Vikor Wynd is describing the items he has amassed in his curiosities collection, many of which were once on display at his Little Shop of Horrors on Mare St in Hackney. The shop, which recently closed, was long the home of an incredible cornucopia of curiosities. It was also the headquarters for The Last Tuesday Society.

Wynd himself describes The Last Tuesday Society as a: “pataphysical organisation founded by William James at Harvard in 1878, dedicated to doing slightly odd, slightly silly things that other people don’t do.”

Luckily the Society will not be without a home for long as Wynd recently announced that the shop front will be converted into a museum – and it will be one like no other.

The offerings of The Last Tuesday Society are a moveable feast. Aside from the macabre collection, the Society has also previously held lectures, taxidermy lessons and planned parties. But the intention for the venue, explains Wynd, “was always to become a museum, once the collection had grown.

“It has now outgrown the space and there’s so much to show.”

Aside from the taxidermy and artifacts, Wynd says the museum will also feature “artworks by Austin Osman Spare, Mervyn Peake, Gunter Grass, Leonora Carrington…

“But the main exhibit,” he adds, “will be you – the visitor.”

The process will be a laborious one, as a major physical transformation will be needed in order to make the museum work in the space. “The address is the same but everything will be taken out, walls ripped down and rebuilt,” Wynd explains. “It won’t be recognisable.”

Yet major as the alterations may be, the atmosphere of the shop is meant to pervade.
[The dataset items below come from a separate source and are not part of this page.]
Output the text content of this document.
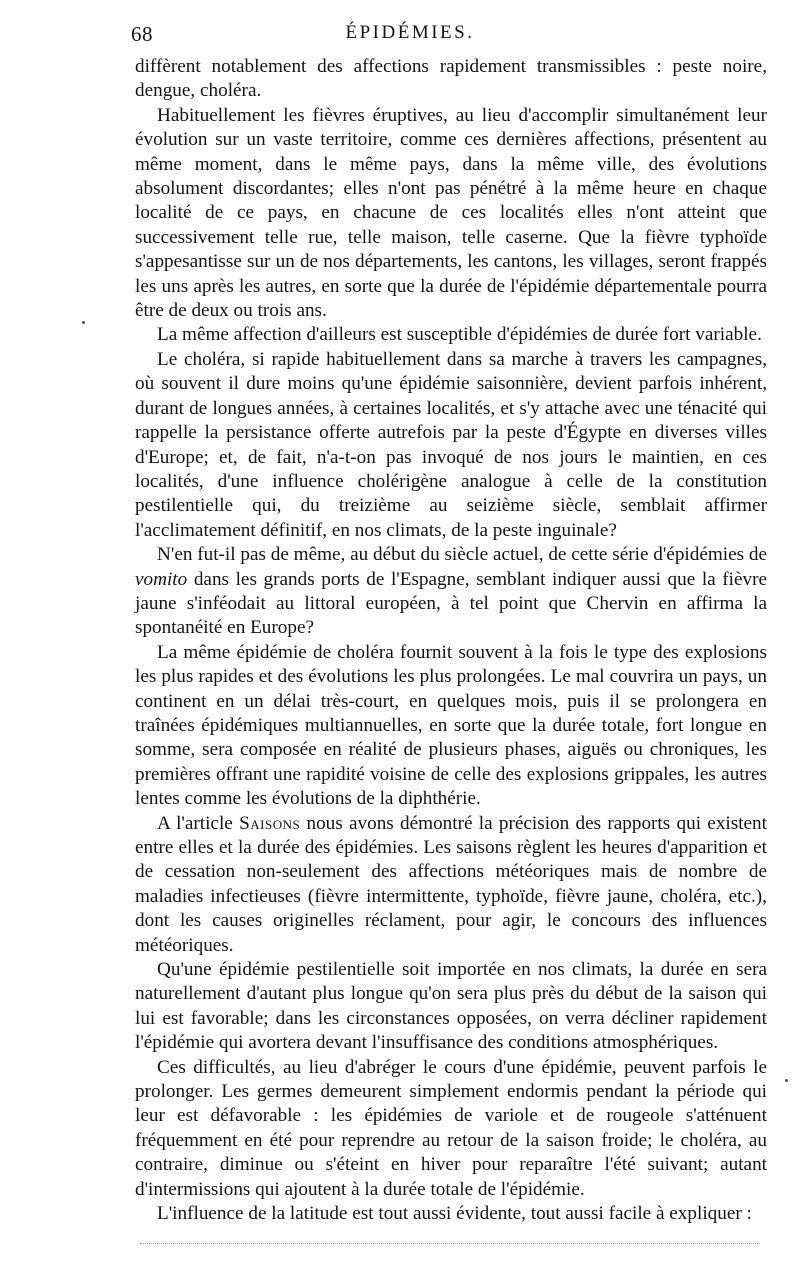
68	ÉPIDÉMIES.

diffèrent notablement des affections rapidement transmissibles : peste noire, dengue, choléra.

Habituellement les fièvres éruptives, au lieu d'accomplir simultanément leur évolution sur un vaste territoire, comme ces dernières affections, présentent au même moment, dans le même pays, dans la même ville, des évolutions absolument discordantes; elles n'ont pas pénétré à la même heure en chaque localité de ce pays, en chacune de ces localités elles n'ont atteint que successivement telle rue, telle maison, telle caserne. Que la fièvre typhoïde s'appesantisse sur un de nos départements, les cantons, les villages, seront frappés les uns après les autres, en sorte que la durée de l'épidémie départementale pourra être de deux ou trois ans.

La même affection d'ailleurs est susceptible d'épidémies de durée fort variable.

Le choléra, si rapide habituellement dans sa marche à travers les campagnes, où souvent il dure moins qu'une épidémie saisonnière, devient parfois inhérent, durant de longues années, à certaines localités, et s'y attache avec une ténacité qui rappelle la persistance offerte autrefois par la peste d'Égypte en diverses villes d'Europe; et, de fait, n'a-t-on pas invoqué de nos jours le maintien, en ces localités, d'une influence cholérigène analogue à celle de la constitution pestilentielle qui, du treizième au seizième siècle, semblait affirmer l'acclimatement définitif, en nos climats, de la peste inguinale?

N'en fut-il pas de même, au début du siècle actuel, de cette série d'épidémies de vomito dans les grands ports de l'Espagne, semblant indiquer aussi que la fièvre jaune s'inféodait au littoral européen, à tel point que Chervin en affirma la spontanéité en Europe?

La même épidémie de choléra fournit souvent à la fois le type des explosions les plus rapides et des évolutions les plus prolongées. Le mal couvrira un pays, un continent en un délai très-court, en quelques mois, puis il se prolongera en traînées épidémiques multiannuelles, en sorte que la durée totale, fort longue en somme, sera composée en réalité de plusieurs phases, aiguës ou chroniques, les premières offrant une rapidité voisine de celle des explosions grippales, les autres lentes comme les évolutions de la diphthérie.

A l'article Saisons nous avons démontré la précision des rapports qui existent entre elles et la durée des épidémies. Les saisons règlent les heures d'apparition et de cessation non-seulement des affections météoriques mais de nombre de maladies infectieuses (fièvre intermittente, typhoïde, fièvre jaune, choléra, etc.), dont les causes originelles réclament, pour agir, le concours des influences météoriques.

Qu'une épidémie pestilentielle soit importée en nos climats, la durée en sera naturellement d'autant plus longue qu'on sera plus près du début de la saison qui lui est favorable; dans les circonstances opposées, on verra décliner rapidement l'épidémie qui avortera devant l'insuffisance des conditions atmosphériques.

Ces difficultés, au lieu d'abréger le cours d'une épidémie, peuvent parfois le prolonger. Les germes demeurent simplement endormis pendant la période qui leur est défavorable : les épidémies de variole et de rougeole s'atténuent fréquemment en été pour reprendre au retour de la saison froide; le choléra, au contraire, diminue ou s'éteint en hiver pour reparaître l'été suivant; autant d'intermissions qui ajoutent à la durée totale de l'épidémie.

L'influence de la latitude est tout aussi évidente, tout aussi facile à expliquer :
In fact, Wynd is hoping that the space will more than ever serve as a “home from home” to their regulars and fans.

“The refit will include a small café, maybe event a bar so that visitors can socialise and preen,” Wynd explains. “We want them to be able to enjoy it more, and spend more time.”

It won’t be cheap, and the funds have yet to be entirely secured. But Wynd has everything planned out.

“We will be launching a kick-starter campaign,” he says. “We’re hoping to launch the campaign in a couple of weeks.

“We are hoping that people who have been to the shop or events there will support our permanent transformation.”

He added: “We won’t be asking for government funding because we think they should stay out of the arts and stick to things like education and crime.”

Wynd is hoping that the campaign will help put the Society in a position to “allow us to employ a literary and events director – the aim is to have far more lectures and events than we ever had before!”

Should the campaign be successful, The Viktor Wynd Museum of Curiosities, Fine Art & Natural History will be celebrating its grand opening in September 2014.